Judge of the International Criminal Court
- In office 11 March 2015 – 24 July 2025
- Nominated by: Germany
- Appointed by: Assembly of States Parties

Personal details
- Born: 9 September 1958 (age 67) Dieburg, Hesse, West Germany (now Germany)
- Alma mater: Goethe University Frankfurt

= Bertram Schmitt =

German judge

Bertram Schmitt (born September 9, 1958) is a German jurist. He was a judge at the Bundesgerichtshof from 2005 to 2015 and a judge of the International Criminal Court from 2015 to 2025.

==Career==
===Early career===
Between 2005 and 2015, Schmitt served as judge at the Federal Court of Justice (BGH), Germany's supreme court for civil and criminal matters.

In 2009, Schmitt was appointed as an ad-hoc judge at the European Court of Human Rights (ECHR). From 2009, he represented Germany on the Eurojust Joint Supervisory Body in The Hague.

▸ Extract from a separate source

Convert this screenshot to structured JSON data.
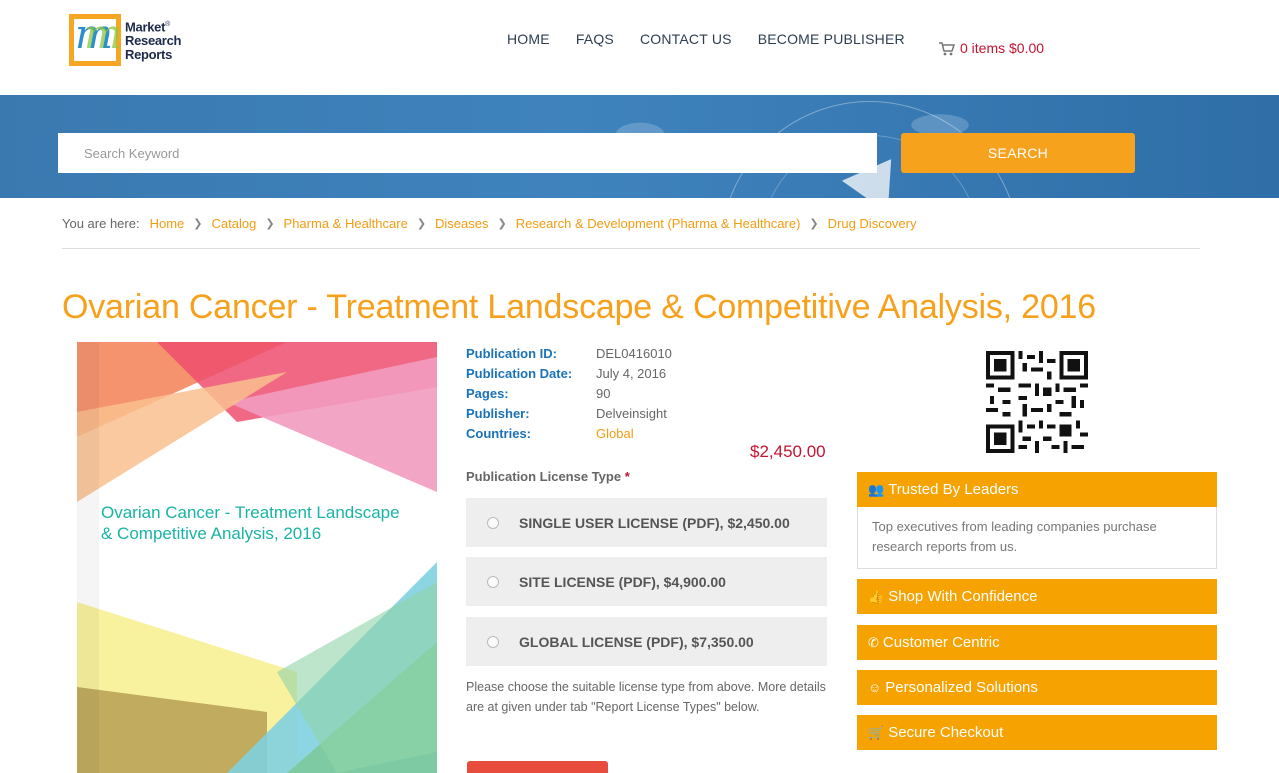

Since 2000, Schmitt has been an adjunct professor for criminal law, criminal procedure and criminology at the University of Würzburg. He is one of two authors of the standard German commentary on criminal procedure, which includes the annotation of the European Convention on Human Rights (ECtHR). In 2010, he unsuccessfully ran against Angelika Nußberger in the election to succeed Renate Jaeger as the judge representing Germany at the European Court of Human Rights.

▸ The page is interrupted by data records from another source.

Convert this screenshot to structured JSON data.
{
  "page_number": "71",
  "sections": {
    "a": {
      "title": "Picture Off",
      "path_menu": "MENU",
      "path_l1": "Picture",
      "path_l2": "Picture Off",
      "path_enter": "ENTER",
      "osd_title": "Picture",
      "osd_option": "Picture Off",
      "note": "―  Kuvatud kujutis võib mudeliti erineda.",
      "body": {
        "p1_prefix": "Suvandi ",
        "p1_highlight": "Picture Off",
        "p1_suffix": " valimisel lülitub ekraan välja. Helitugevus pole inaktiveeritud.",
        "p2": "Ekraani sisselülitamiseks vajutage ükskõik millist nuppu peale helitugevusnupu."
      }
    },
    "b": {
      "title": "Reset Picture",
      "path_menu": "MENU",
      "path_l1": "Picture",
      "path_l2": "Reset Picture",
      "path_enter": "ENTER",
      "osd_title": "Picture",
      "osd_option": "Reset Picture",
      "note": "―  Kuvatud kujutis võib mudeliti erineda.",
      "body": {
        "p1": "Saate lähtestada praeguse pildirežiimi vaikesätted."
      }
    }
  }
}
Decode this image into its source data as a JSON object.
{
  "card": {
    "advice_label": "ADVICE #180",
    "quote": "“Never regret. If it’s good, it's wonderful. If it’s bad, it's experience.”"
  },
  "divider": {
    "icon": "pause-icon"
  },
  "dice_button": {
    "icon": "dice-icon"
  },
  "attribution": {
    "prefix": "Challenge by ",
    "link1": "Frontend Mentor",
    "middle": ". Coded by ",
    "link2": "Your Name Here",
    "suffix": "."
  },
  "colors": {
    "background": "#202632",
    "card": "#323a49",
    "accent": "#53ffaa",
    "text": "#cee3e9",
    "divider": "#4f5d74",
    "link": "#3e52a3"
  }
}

===Judge of the International Criminal Court, 2015-2025===
In December 2014, Schmitt was proposed as a judge at the International Criminal Court by the German government. On December 10, 2014, he was elected in the sixth ballot, and he assumed office on March 11, 2015. He serves in the trial division of the court.

In his capacity as judge on the Trial Chamber VII, Schmitt in 2017 added a year to Jean-Pierre Bemba's 18-year jail term following his conviction for attempting to bribe witnesses during his war crimes trial.

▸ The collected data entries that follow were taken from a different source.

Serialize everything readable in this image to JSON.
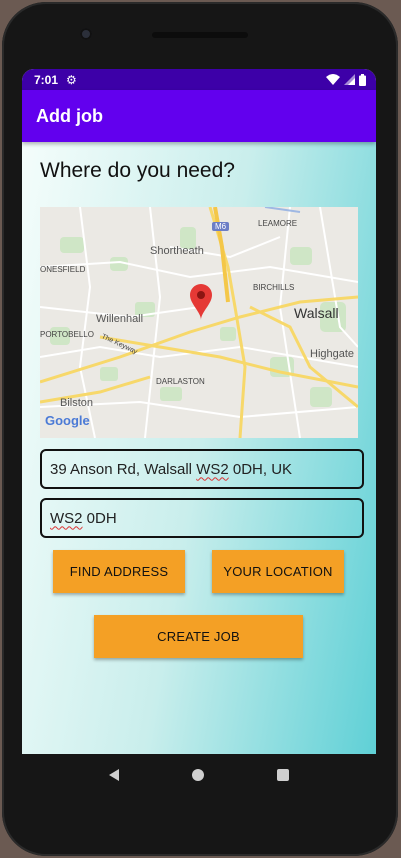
{
  "status": {
    "time": "7:01"
  },
  "appbar": {
    "title": "Add job"
  },
  "headline": "Where do you need?",
  "map": {
    "labels": {
      "m6": "M6",
      "leamore": "LEAMORE",
      "onesfield": "ONESFIELD",
      "shortheath": "Shortheath",
      "birchills": "BIRCHILLS",
      "walsall": "Walsall",
      "willenhall": "Willenhall",
      "portobello": "PORTOBELLO",
      "keyway": "The Keyway",
      "highgate": "Highgate",
      "darlaston": "DARLASTON",
      "bilston": "Bilston",
      "google": "Google"
    }
  },
  "address_field": {
    "prefix": "39 Anson Rd, Walsall ",
    "postcode": "WS2",
    "suffix": " 0DH, UK"
  },
  "postcode_field": {
    "postcode": "WS2",
    "suffix": " 0DH"
  },
  "buttons": {
    "find_address": "FIND ADDRESS",
    "your_location": "YOUR LOCATION",
    "create_job": "CREATE JOB"
  }
}
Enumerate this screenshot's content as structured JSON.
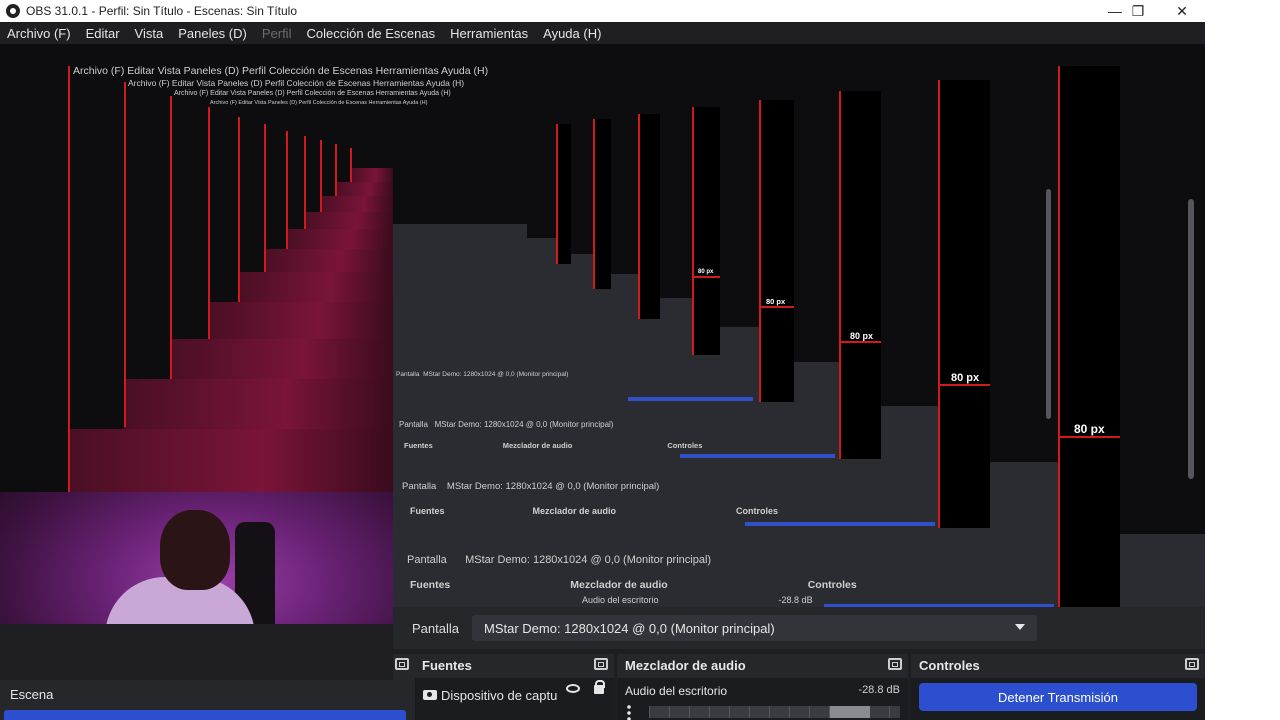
{
  "titlebar": {
    "title": "OBS 31.0.1 - Perfil: Sin Título - Escenas: Sin Título",
    "minimize": "—",
    "restore": "❐",
    "close": "✕"
  },
  "menu": {
    "items": [
      {
        "label": "Archivo (F)",
        "enabled": true
      },
      {
        "label": "Editar",
        "enabled": true
      },
      {
        "label": "Vista",
        "enabled": true
      },
      {
        "label": "Paneles (D)",
        "enabled": true
      },
      {
        "label": "Perfil",
        "enabled": false
      },
      {
        "label": "Colección de Escenas",
        "enabled": true
      },
      {
        "label": "Herramientas",
        "enabled": true
      },
      {
        "label": "Ayuda (H)",
        "enabled": true
      }
    ]
  },
  "preview": {
    "recursion_label": "80 px",
    "mini_menu": "Archivo (F)   Editar   Vista   Paneles (D)   Perfil   Colección de Escenas   Herramientas   Ayuda (H)",
    "mini_pantalla": "Pantalla",
    "mini_monitor": "MStar Demo: 1280x1024 @ 0,0 (Monitor principal)",
    "mini_fuentes": "Fuentes",
    "mini_mezclador": "Mezclador de audio",
    "mini_controles": "Controles",
    "mini_audio": "Audio del escritorio",
    "mini_db": "-28.8 dB"
  },
  "display_row": {
    "label": "Pantalla",
    "monitor_value": "MStar Demo: 1280x1024 @ 0,0 (Monitor principal)"
  },
  "docks": {
    "sources": {
      "title": "Fuentes",
      "items": [
        {
          "name": "Dispositivo de captu",
          "icon": "camera-icon"
        }
      ]
    },
    "mixer": {
      "title": "Mezclador de audio",
      "channel": "Audio del escritorio",
      "db": "-28.8 dB"
    },
    "controls": {
      "title": "Controles",
      "stream_button": "Detener Transmisión"
    },
    "scenes": {
      "title": "Escena"
    }
  },
  "colors": {
    "accent": "#2c4fd0",
    "border_red": "#d11a1a",
    "dock_bg": "#26272b"
  }
}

In September 2023, Russia issued an arrest warrant for Schmitt on unspecified charges, allegedly in retaliation for the ICC having issued a warrant against President Vladimir Putin.

His nine-year term at the ICC ended in March 2024, but he continued in office until July 2025 pursuant to Article 36 (10) of the Rome Statute to complete the trial of Alfred Yekatom and Patrice-Edouard Ngaïssona.